Determination of Ultratrace-Level Fluorescent Tracer Concentrations in Environmental Samples Using a Combination of HPLC Separation and Laser-Excited Fluorescence Multiwavelength Emission Detection: Application to Testing of Geothermal Well Brines

Abstract

Lowering the limits of detection for fluorescent tracers in environmental samples can reduce the cost and environmental impact of tracer testing and allow a wider variety of tracer dyes to be used. Detecting dyes in environmental water samples at the sub-part-pertrillion level raises significant challenges in the sensitivity and selectivity of measurement.

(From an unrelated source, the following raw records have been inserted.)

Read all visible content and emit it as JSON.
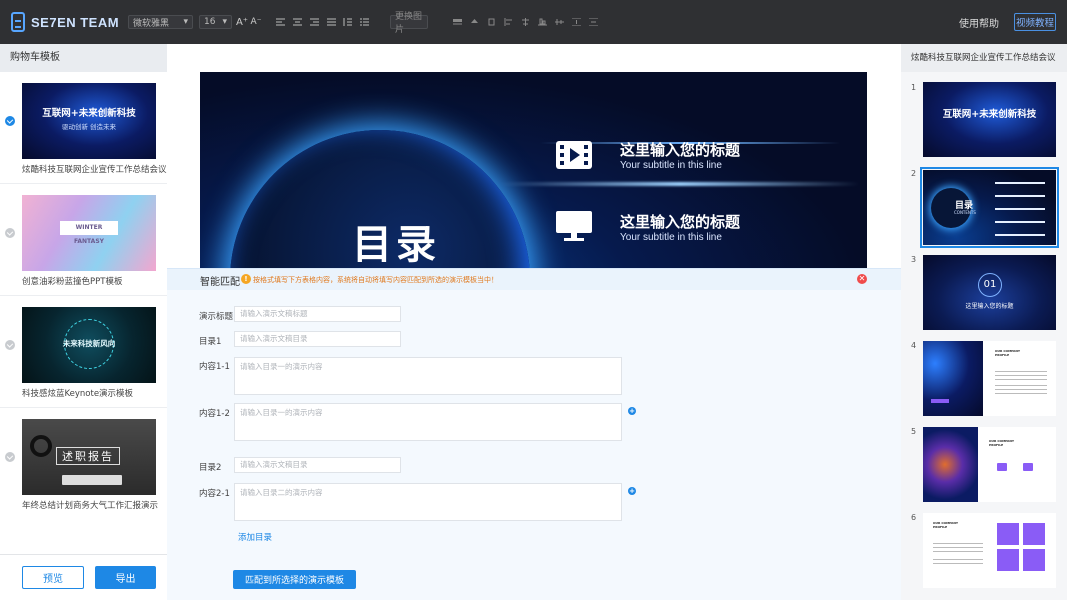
{
  "topbar": {
    "logo_text": "SE7EN TEAM",
    "font_family": "微软雅黑",
    "font_size": "16",
    "font_grow": "A⁺",
    "font_shrink": "A⁻",
    "replace_image": "更换图片",
    "help": "使用帮助",
    "video_tutorial": "视频教程"
  },
  "left_panel": {
    "title": "购物车模板",
    "templates": [
      {
        "name": "炫酷科技互联网企业宣传工作总结会议",
        "selected": true,
        "thumb_title": "互联网+未来创新科技",
        "thumb_sub": "驱动创新    创造未来"
      },
      {
        "name": "创意油彩粉蓝撞色PPT模板",
        "selected": false,
        "thumb_title": "WINTER FANTASY"
      },
      {
        "name": "科技感炫蓝Keynote演示模板",
        "selected": false,
        "thumb_title": "未来科技新风向"
      },
      {
        "name": "年终总结计划商务大气工作汇报演示",
        "selected": false,
        "thumb_title": "述职报告"
      }
    ],
    "preview": "预览",
    "export": "导出"
  },
  "slide": {
    "heading": "目录",
    "items": [
      {
        "title": "这里输入您的标题",
        "subtitle": "Your subtitle in this line",
        "icon": "video-icon"
      },
      {
        "title": "这里输入您的标题",
        "subtitle": "Your subtitle in this line",
        "icon": "monitor-icon"
      }
    ]
  },
  "smart": {
    "label": "智能匹配",
    "tip": "按格式填写下方表格内容，系统将自动将填写内容匹配到所选的演示模板当中！"
  },
  "form": {
    "fields": [
      {
        "label": "演示标题",
        "placeholder": "请输入演示文稿标题"
      },
      {
        "label": "目录1",
        "placeholder": "请输入演示文稿目录"
      },
      {
        "label": "内容1-1",
        "placeholder": "请输入目录一的演示内容"
      },
      {
        "label": "内容1-2",
        "placeholder": "请输入目录一的演示内容"
      },
      {
        "label": "目录2",
        "placeholder": "请输入演示文稿目录"
      },
      {
        "label": "内容2-1",
        "placeholder": "请输入目录二的演示内容"
      }
    ],
    "add_dir": "添加目录",
    "match_button": "匹配到所选择的演示模板"
  },
  "right_panel": {
    "title": "炫酷科技互联网企业宣传工作总结会议",
    "slides": [
      {
        "num": "1",
        "title": "互联网+未来创新科技"
      },
      {
        "num": "2",
        "title": "目录",
        "sub": "CONTENTS"
      },
      {
        "num": "3",
        "title": "01",
        "sub": "这里输入您的标题"
      },
      {
        "num": "4",
        "title": "OUR COMPANY PROFILE"
      },
      {
        "num": "5",
        "title": "OUR COMPANY PROFILE"
      },
      {
        "num": "6",
        "title": "OUR COMPANY PROFILE"
      }
    ]
  },
  "colors": {
    "accent": "#1e88e5",
    "topbar": "#2f3033",
    "warning": "#f5a623",
    "close": "#f04b4b"
  }
}
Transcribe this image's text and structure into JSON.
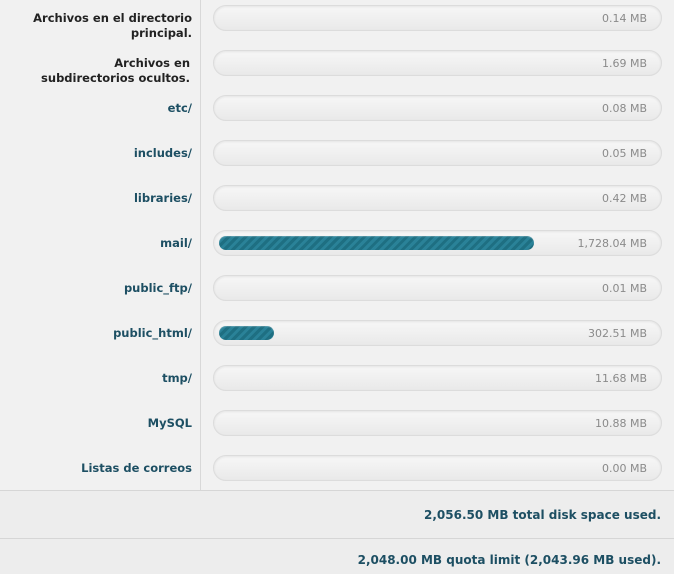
{
  "rows": [
    {
      "label": "Archivos en el directorio principal.",
      "value": "0.14 MB",
      "fill": 0
    },
    {
      "label": "Archivos en subdirectorios ocultos.",
      "value": "1.69 MB",
      "fill": 0
    },
    {
      "label": "etc/",
      "value": "0.08 MB",
      "fill": 0
    },
    {
      "label": "includes/",
      "value": "0.05 MB",
      "fill": 0
    },
    {
      "label": "libraries/",
      "value": "0.42 MB",
      "fill": 0
    },
    {
      "label": "mail/",
      "value": "1,728.04 MB",
      "fill": 0.844
    },
    {
      "label": "public_ftp/",
      "value": "0.01 MB",
      "fill": 0
    },
    {
      "label": "public_html/",
      "value": "302.51 MB",
      "fill": 0.148
    },
    {
      "label": "tmp/",
      "value": "11.68 MB",
      "fill": 0
    },
    {
      "label": "MySQL",
      "value": "10.88 MB",
      "fill": 0
    },
    {
      "label": "Listas de correos",
      "value": "0.00 MB",
      "fill": 0
    }
  ],
  "summary": {
    "total": "2,056.50 MB total disk space used.",
    "quota": "2,048.00 MB quota limit (2,043.96 MB used)."
  },
  "colors": {
    "bar_fill": "#1e6f82",
    "label_text": "#1d4f63"
  }
}
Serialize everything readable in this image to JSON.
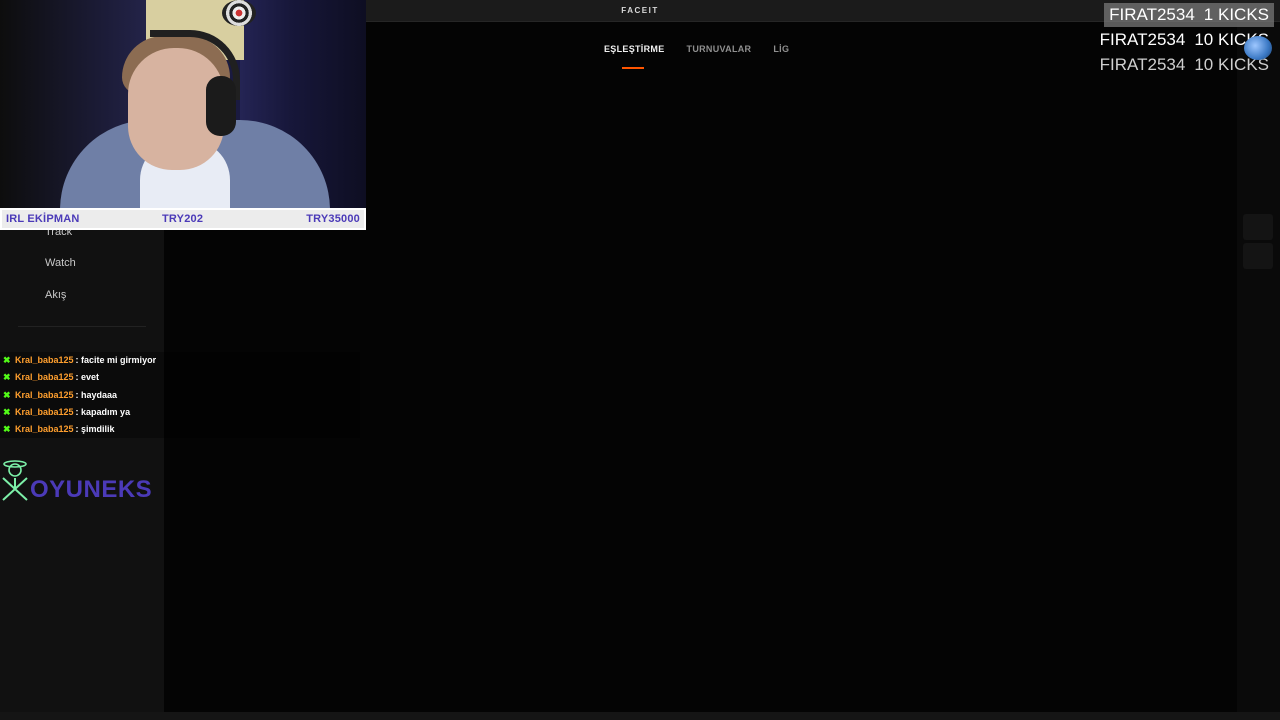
{
  "app": {
    "brand": "FACEIT"
  },
  "sidebar": {
    "items": [
      {
        "label": "Track"
      },
      {
        "label": "Watch"
      },
      {
        "label": "Akış"
      }
    ]
  },
  "main": {
    "tabs": [
      {
        "label": "EŞLEŞTİRME",
        "active": true
      },
      {
        "label": "TURNUVALAR",
        "active": false
      },
      {
        "label": "LİG",
        "active": false
      }
    ],
    "accent_color": "#ff5500"
  },
  "overlay": {
    "webcam_bar": {
      "left": "IRL EKİPMAN",
      "middle": "TRY202",
      "right": "TRY35000"
    },
    "chat": [
      {
        "user": "Kral_baba125",
        "message": ": facite mi girmiyor"
      },
      {
        "user": "Kral_baba125",
        "message": ": evet"
      },
      {
        "user": "Kral_baba125",
        "message": ": haydaaa"
      },
      {
        "user": "Kral_baba125",
        "message": ": kapadım ya"
      },
      {
        "user": "Kral_baba125",
        "message": ": şimdilik"
      }
    ],
    "chat_icon": "kick-logo-icon",
    "logo_text": "OYUNEKS",
    "kicks": [
      {
        "user": "FIRAT2534",
        "amount": "1 KICKS"
      },
      {
        "user": "FIRAT2534",
        "amount": "10 KICKS"
      },
      {
        "user": "FIRAT2534",
        "amount": "10 KICKS"
      }
    ]
  },
  "colors": {
    "chat_username": "#ff9f2e",
    "kick_green": "#53fc18",
    "brand_purple": "#4b3ab8"
  }
}
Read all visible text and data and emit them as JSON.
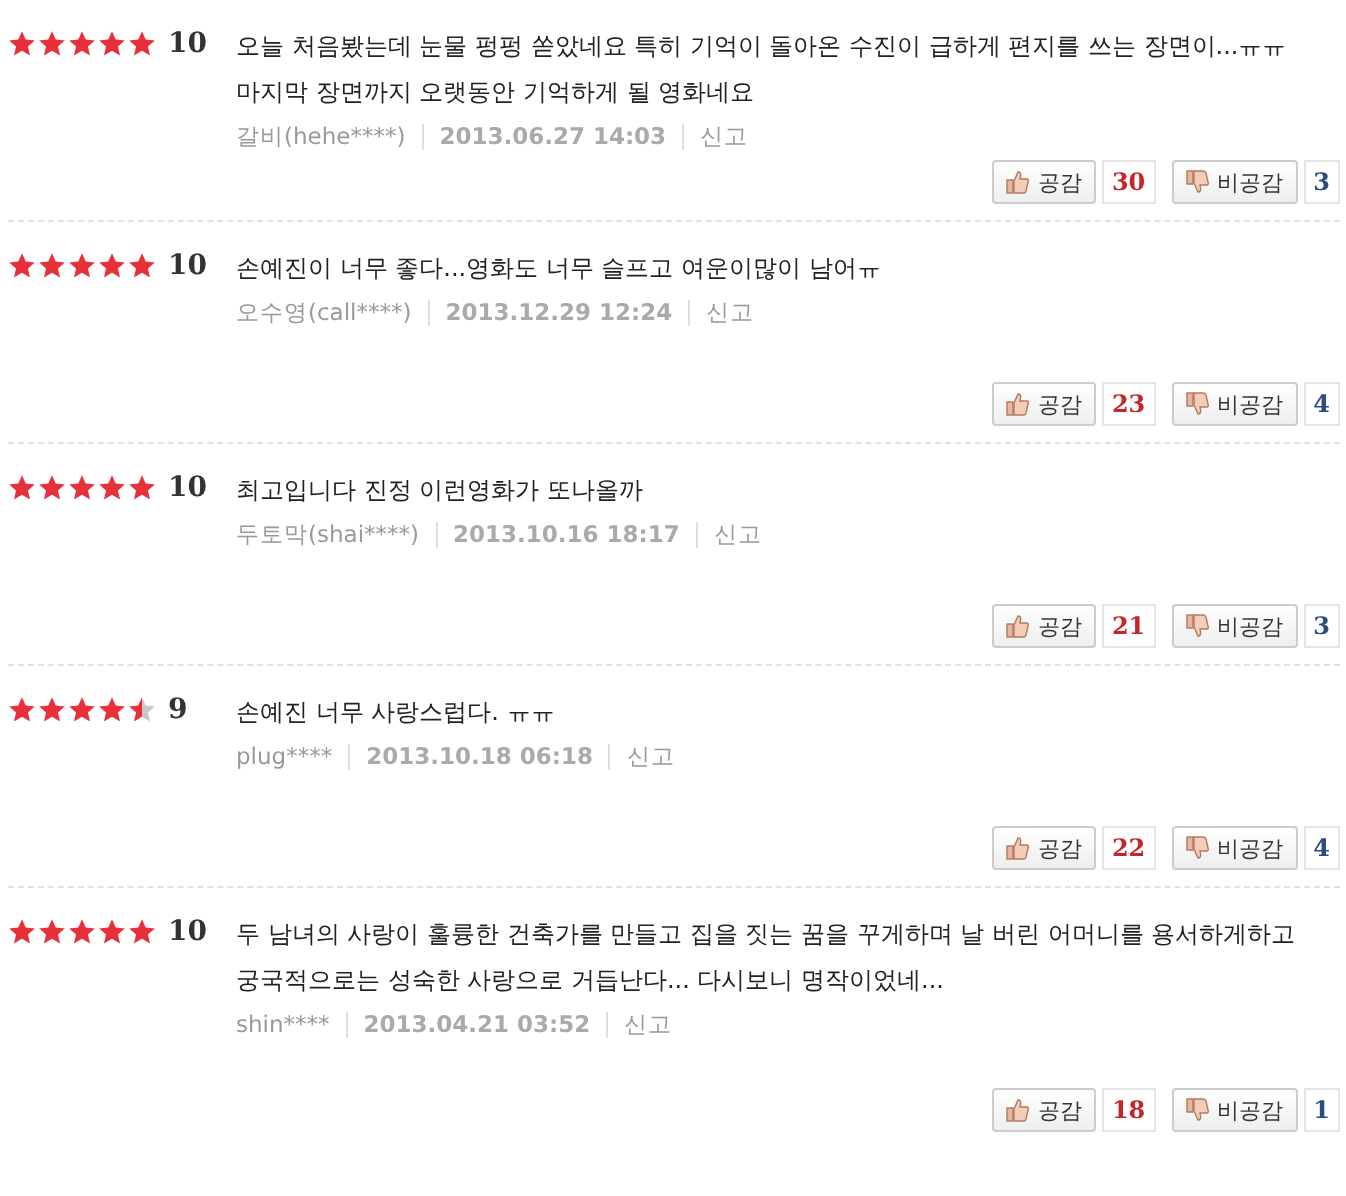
{
  "reviews": [
    {
      "stars": 5,
      "score": "10",
      "text": "오늘 처음봤는데 눈물 펑펑 쏟았네요 특히 기억이 돌아온 수진이 급하게 편지를 쓰는 장면이...ㅠㅠ마지막 장면까지 오랫동안 기억하게 될 영화네요",
      "author": "갈비(hehe****)",
      "date": "2013.06.27 14:03",
      "report": "신고",
      "like_label": "공감",
      "likes": "30",
      "dislike_label": "비공감",
      "dislikes": "3"
    },
    {
      "stars": 5,
      "score": "10",
      "text": "손예진이 너무 좋다...영화도 너무 슬프고 여운이많이 남어ㅠ",
      "author": "오수영(call****)",
      "date": "2013.12.29 12:24",
      "report": "신고",
      "like_label": "공감",
      "likes": "23",
      "dislike_label": "비공감",
      "dislikes": "4"
    },
    {
      "stars": 5,
      "score": "10",
      "text": "최고입니다 진정 이런영화가 또나올까",
      "author": "두토막(shai****)",
      "date": "2013.10.16 18:17",
      "report": "신고",
      "like_label": "공감",
      "likes": "21",
      "dislike_label": "비공감",
      "dislikes": "3"
    },
    {
      "stars": 4.5,
      "score": "9",
      "text": "손예진 너무 사랑스럽다. ㅠㅠ",
      "author": "plug****",
      "date": "2013.10.18 06:18",
      "report": "신고",
      "like_label": "공감",
      "likes": "22",
      "dislike_label": "비공감",
      "dislikes": "4"
    },
    {
      "stars": 5,
      "score": "10",
      "text": "두 남녀의 사랑이 훌륭한 건축가를 만들고 집을 짓는 꿈을 꾸게하며 날 버린 어머니를 용서하게하고 궁국적으로는 성숙한 사랑으로 거듭난다... 다시보니 명작이었네...",
      "author": "shin****",
      "date": "2013.04.21 03:52",
      "report": "신고",
      "like_label": "공감",
      "likes": "18",
      "dislike_label": "비공감",
      "dislikes": "1"
    }
  ]
}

In the present work, we address this issue by developing a high-sensitivity multiwavelength fluorescence detector for high-performance liquid chromatography (HPLC)-separated samples. The fluorescence flow-cell utilizes fiber-optic coupling of laser excitation and the collected emission, which is dispersed in a short spectrograph and detected with a cooled charge-coupled device (CCD). The HPLC separation step not only resolves the target tracer from fluorescent impurities in the sample but also transfers the dye molecules into a solution of reproducible composition which provides a constant Raman scattering background against which the tracer fluorescence spectrum may be detected. The combination of emission-wavelength and elution-time measurement provides a multidimensional data set that improves selectivity for detecting a tracer. For analysis of the data, partial least-squares modeling is tested, along with two methods that do not require prior knowledge of interfering species: rank annihilation and self-modeling curve resolution. The method is developed and tested on fluorescein standards, and a detection limit for fluorescein of 40 ppq (4.0 × 10−14 g/mL) is predicted. This capability was tested on geothermal well samples, in which ∼40 ppq fluorescein could be detected in the presence of 15-fold greater fluorescence from an unknown interferent.